• phosphorescent
    +4

    most of which are focused on profits rather than caring about/understanding the underlying business

    Which I've never understood. If your profits are based on how many people come to the site, don't the most profits come from keeping the lowest line happy? Focusing on profits and focusing on the user's experience, in this case, are pretty much the same thing.

    • neg8ivezero (edited 8 years ago)
      +11

      Focusing on profits and focusing on the user's experience, in this case, are pretty much the same thing

      Plenty of companies like Reddit can do and have done many things that aren't in the best interest of the userbase but make TONS of money. It just depends on how you make the change.

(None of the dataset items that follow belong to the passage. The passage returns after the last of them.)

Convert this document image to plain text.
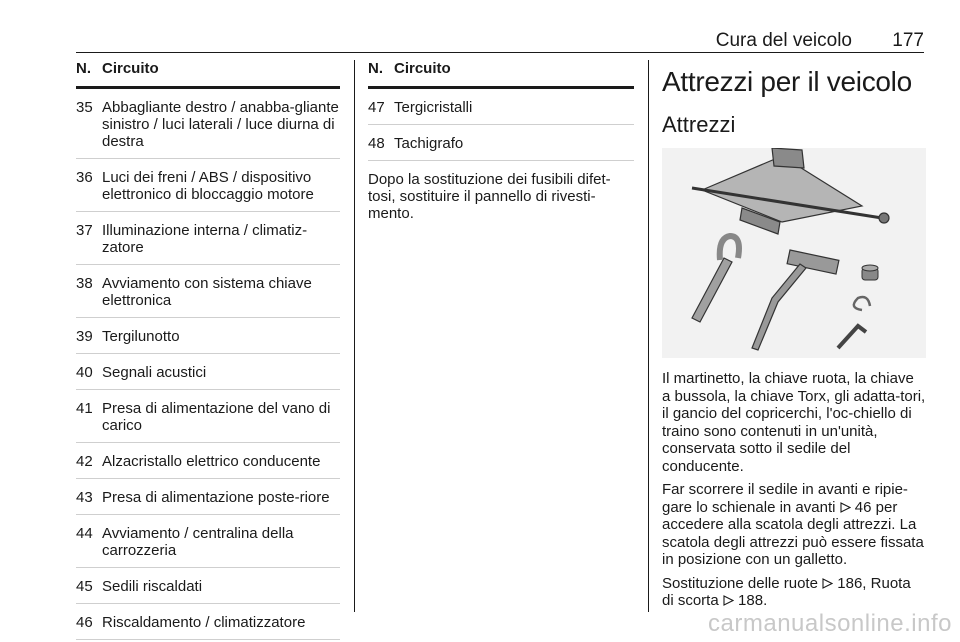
Cura del veicolo 177
N. Circuito
35 Abbagliante destro / anabba-gliante sinistro / luci laterali / luce diurna di destra
36 Luci dei freni / ABS / dispositivo elettronico di bloccaggio motore
37 Illuminazione interna / climatiz-zatore
38 Avviamento con sistema chiave elettronica
39 Tergilunotto
40 Segnali acustici
41 Presa di alimentazione del vano di carico
42 Alzacristallo elettrico conducente
43 Presa di alimentazione poste-riore
44 Avviamento / centralina della carrozzeria
45 Sedili riscaldati
46 Riscaldamento / climatizzatore
N. Circuito
47 Tergicristalli
48 Tachigrafo
Dopo la sostituzione dei fusibili difet-tosi, sostituire il pannello di rivesti-mento.
Attrezzi per il veicolo
Attrezzi

Il martinetto, la chiave ruota, la chiave a bussola, la chiave Torx, gli adatta-tori, il gancio del copricerchi, l'oc-chiello di traino sono contenuti in un'unità, conservata sotto il sedile del conducente.

Far scorrere il sedile in avanti e ripie-gare lo schienale in avanti 46 per accedere alla scatola degli attrezzi. La scatola degli attrezzi può essere fissata in posizione con un galletto.

Sostituzione delle ruote 186, Ruota di scorta 188.

carmanualsonline.info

      You're leaving out the angle of "spin." Say you have a new idea that would increase revenue for your company but your user base will never go for it. Spin it. Call it something entirely different like "Mod Tools" and conveniently leave out the part where you eventually monetize celebrity accounts with the new "Mod Tools." Let everyone get on board with "Mod Tools," no one will fight "Mod Tools." And then, under the nose of the user base, tell celebrities that they can pay your company for a "Celebrity Account" with necessary "PR Tools" that will allow them to have multiple people use their account (like PR reps), they can ban and hide people in their threads, and censor out inappropriate questions or content that hurts their brand. Now, your user base would never go for this idea if you marketed it as "We are moving forward with a plan that will allow celebrities to censor content on our website for our company's financial gain."

    • leweb
      +3

      You're assuming the managers have common sense. When people start talking about "adding value" and "moving forward", they have gone beyond common sense.